In the mid-1990’s, Van Dyke took an option from NAM on Q/13a and was awarded a license on Q/13c in Holland’s Eighth Round. The Q/13-8 well, located within six miles of shore, made a discovery at 3,400 BOPD.
In 1996, Van Dyke moved most of his company’s activity to explore Africa’s deepwater potential. Production Sharing Agreements with Gabon on two deepwater licenses, Anton Marin and Astrid Marin, would lead to similar agreements with Senegal (Dakar Offshore Profond), Morocco (Safi Haute Mer and Ras Tafelney), Côte d’Ivoire (CI-112, CI-401, CI-101), Ghana (Cape Three Points Deep Water), Equatorial Guinea (Block K Corisco), Namibia (License Area 1711) and Madagascar (Majunga Profond). Van Dyke Energy Company became known as Vanco Energy Company with seismic acquisition offshore each of the eight countries and drilling programs offshore five countries. In 12 years (1998-2010), the company, operating as an independent among the majors, conducted 20 seismic programs that led to operating or participating in 10 drilling programs offshore deepwater Africa. Companies participating in Vanco’s activity included Total, Unocal, Kerr-McGee, ExxonMobil, Shell, Petroci, Petronas, Repsol, Sinopec, Oil India Limited as well as government-participating companies of the respective countries.
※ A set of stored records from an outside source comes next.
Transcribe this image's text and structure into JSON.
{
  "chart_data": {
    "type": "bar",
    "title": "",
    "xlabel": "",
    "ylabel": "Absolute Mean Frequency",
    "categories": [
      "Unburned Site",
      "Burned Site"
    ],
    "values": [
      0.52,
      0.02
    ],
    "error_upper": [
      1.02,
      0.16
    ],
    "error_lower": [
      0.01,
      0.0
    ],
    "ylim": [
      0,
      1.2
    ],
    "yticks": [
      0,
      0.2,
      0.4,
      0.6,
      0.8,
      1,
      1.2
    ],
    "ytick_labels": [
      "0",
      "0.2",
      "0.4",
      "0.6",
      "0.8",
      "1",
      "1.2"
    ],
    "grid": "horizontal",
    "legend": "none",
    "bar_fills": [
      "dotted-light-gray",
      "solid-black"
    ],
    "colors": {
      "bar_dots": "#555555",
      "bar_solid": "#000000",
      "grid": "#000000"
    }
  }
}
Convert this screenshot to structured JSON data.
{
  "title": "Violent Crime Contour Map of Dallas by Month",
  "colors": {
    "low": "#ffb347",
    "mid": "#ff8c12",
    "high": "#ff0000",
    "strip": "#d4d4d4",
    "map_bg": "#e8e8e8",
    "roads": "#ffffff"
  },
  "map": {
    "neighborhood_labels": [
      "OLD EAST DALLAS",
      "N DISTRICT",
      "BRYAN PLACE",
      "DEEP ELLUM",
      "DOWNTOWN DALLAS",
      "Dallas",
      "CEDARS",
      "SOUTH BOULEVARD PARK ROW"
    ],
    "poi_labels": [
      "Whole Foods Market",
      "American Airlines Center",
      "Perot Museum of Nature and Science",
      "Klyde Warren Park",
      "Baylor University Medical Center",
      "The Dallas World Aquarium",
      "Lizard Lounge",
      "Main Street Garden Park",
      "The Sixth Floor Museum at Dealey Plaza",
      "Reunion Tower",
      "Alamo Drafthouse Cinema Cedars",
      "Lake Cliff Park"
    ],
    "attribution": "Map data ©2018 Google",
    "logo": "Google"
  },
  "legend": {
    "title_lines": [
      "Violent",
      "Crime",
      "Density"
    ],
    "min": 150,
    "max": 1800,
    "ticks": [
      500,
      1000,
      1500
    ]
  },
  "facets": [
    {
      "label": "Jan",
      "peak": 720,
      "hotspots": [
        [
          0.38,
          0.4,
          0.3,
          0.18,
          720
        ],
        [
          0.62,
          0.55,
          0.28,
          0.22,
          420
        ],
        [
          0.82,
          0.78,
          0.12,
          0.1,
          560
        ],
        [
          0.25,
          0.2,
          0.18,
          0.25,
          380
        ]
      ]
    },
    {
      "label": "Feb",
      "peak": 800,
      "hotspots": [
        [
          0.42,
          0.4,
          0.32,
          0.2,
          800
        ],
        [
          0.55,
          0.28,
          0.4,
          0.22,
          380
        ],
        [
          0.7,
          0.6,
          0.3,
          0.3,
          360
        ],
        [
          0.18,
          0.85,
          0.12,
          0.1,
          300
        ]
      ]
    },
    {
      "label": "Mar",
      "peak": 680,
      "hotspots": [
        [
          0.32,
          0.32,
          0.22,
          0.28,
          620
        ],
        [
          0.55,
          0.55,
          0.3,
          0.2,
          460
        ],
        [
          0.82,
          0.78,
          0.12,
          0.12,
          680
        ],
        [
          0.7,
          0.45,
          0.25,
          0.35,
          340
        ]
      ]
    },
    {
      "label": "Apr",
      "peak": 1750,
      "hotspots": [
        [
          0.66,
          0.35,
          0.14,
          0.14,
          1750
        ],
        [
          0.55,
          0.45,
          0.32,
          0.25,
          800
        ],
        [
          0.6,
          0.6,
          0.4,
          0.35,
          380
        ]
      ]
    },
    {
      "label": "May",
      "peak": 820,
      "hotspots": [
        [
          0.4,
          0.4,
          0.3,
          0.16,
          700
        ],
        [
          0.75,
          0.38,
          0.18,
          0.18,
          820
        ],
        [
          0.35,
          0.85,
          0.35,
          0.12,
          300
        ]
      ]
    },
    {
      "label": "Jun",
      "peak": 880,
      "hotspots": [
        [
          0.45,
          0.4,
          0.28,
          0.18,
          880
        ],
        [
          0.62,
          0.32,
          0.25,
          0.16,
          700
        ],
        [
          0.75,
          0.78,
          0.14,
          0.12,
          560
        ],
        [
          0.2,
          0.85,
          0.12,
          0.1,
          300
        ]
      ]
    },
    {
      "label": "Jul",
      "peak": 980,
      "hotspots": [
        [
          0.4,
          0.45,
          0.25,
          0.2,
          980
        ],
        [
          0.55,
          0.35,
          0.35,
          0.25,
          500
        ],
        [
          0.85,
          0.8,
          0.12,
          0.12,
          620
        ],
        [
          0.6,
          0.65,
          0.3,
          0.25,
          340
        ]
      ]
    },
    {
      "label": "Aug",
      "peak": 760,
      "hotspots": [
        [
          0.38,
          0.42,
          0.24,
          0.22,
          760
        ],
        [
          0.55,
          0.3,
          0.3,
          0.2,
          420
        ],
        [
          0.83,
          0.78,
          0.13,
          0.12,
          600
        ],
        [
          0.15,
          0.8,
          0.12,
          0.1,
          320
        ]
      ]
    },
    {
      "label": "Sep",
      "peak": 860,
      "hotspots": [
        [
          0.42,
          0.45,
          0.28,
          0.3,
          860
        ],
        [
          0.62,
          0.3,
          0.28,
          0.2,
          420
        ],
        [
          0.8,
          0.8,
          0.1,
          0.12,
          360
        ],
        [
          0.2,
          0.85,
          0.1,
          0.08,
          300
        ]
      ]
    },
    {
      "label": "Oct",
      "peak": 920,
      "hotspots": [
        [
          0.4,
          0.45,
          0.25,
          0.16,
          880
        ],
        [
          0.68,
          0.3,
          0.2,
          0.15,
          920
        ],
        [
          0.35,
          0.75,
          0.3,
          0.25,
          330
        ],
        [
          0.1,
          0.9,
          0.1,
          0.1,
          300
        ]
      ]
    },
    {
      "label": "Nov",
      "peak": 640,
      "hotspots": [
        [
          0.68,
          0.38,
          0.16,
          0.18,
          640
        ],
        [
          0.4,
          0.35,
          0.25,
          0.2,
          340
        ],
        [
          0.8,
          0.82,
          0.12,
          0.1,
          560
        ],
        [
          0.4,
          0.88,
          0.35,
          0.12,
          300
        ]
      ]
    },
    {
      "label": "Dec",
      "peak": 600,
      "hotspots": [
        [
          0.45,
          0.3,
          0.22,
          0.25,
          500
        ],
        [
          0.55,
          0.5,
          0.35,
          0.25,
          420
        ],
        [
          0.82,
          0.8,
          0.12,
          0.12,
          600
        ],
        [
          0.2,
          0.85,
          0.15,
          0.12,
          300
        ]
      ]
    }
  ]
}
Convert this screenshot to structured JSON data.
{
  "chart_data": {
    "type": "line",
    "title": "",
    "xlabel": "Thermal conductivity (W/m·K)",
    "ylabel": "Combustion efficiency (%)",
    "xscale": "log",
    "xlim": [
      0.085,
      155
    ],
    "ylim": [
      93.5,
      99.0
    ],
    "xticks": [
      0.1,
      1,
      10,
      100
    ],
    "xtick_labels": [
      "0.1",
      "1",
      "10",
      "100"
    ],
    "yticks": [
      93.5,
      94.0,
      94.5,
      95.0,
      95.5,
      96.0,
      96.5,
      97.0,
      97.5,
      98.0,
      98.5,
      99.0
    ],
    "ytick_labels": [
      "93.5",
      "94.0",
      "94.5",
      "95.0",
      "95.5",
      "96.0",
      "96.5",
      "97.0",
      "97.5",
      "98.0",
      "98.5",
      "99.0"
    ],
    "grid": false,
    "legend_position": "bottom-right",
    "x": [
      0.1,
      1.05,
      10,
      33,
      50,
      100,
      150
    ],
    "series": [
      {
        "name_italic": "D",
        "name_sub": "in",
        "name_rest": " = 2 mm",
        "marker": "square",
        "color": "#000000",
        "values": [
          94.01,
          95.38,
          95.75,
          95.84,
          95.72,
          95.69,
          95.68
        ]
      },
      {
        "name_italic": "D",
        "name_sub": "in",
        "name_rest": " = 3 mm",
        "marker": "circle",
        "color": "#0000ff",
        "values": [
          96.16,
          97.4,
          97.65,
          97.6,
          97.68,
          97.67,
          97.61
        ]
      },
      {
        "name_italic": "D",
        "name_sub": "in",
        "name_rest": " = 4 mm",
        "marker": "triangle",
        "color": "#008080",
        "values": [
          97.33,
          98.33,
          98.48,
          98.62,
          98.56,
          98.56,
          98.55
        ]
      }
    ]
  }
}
By 2008, Vanco had expanded its deepwater exploration to Ukraine and Brazil. In Ukraine, Vanco was one of the first companies to be awarded a deepwater license in Ukraine’s portion of the Black Sea.
Return to Offshore Netherlands
After Lukoil’s 2011 purchase of the company’s activity in Africa, Van Dyke Energy Company resumed its focus on the Dutch sector of the North Sea.